The Possibility of Closure and Release: Once again Sunday’s The New York Times has offered an article that warrants attention. Briefly, as I am still on the road with my Coupledom, I want to draw your attention to Abby Ellin’s review of a new trend in divorced, divorcing or breaking-up Coupledoms. (I would say, former Coupledoms.) Entitled Untying the Knots, and Bonds, Of Marriage the author describes a trend among former couples who are finding solace, comfort, closure and release through the enactment of some agreed upon ceremony, moment, or exchange that marks, with grace, the end of their relationship, even if that ceremony occurs months or years after the legal demise or break up was factually finalized.

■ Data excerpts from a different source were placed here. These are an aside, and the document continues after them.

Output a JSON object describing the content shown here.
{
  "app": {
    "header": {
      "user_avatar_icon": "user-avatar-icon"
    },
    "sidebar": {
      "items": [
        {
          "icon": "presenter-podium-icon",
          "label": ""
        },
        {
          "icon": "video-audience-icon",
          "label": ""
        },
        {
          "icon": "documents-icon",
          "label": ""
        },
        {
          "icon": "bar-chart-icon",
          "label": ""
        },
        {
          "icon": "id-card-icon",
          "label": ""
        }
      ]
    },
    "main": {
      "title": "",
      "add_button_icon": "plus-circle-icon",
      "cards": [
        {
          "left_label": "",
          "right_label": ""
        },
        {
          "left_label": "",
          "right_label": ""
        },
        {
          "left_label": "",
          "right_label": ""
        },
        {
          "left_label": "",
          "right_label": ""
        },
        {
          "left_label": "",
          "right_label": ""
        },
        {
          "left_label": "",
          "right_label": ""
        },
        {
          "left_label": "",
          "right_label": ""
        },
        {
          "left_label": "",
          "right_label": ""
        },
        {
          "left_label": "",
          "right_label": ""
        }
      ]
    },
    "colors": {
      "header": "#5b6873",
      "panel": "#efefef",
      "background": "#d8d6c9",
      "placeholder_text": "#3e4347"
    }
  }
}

Still Sticky Stuff After All These Years: In a sense, what folks are striving to do is to remove the sticky goo that adheres to the person’s emotional skin like suntan lotion after a day at the beach, sticky with a film of gritty sand that doesn’t brush off.
In one of my earlier posts, The Divorcing Coupledom: the Art of Uncoupling, I focus on the importance of honoring what was once a chosen bond, a family, a shared life, though that life may have lost its way. As with all the significant passages in our lives, those of joy and those of sadness, those fraught with anger and conflict, something remains unfinished and knotted up if not provided with a ritual, a moment, a sharing. How wise it is to understand this: imperfect mortals as we all are, how can our vows be always perfect too? Can we, former lovers, become something new with a shared understanding of loss and free ourselves to move on without trashing, bashing or attempting to deny that once there was a love, and now there is something else? And to do so for the dignity of that former Coupledom, and for the children that may have emerged from its joining?
Crazy? Impossible? I don’t think so. Life is long. And options remain. Nothing feels better than letting go of goo and finding personal renewal, even when it may involve holding hands for just a moment with the past. What isn’t always clear in the wake of pain and profound disappointment is that when you try to sever a part of your life completely, you cut off a piece of your self.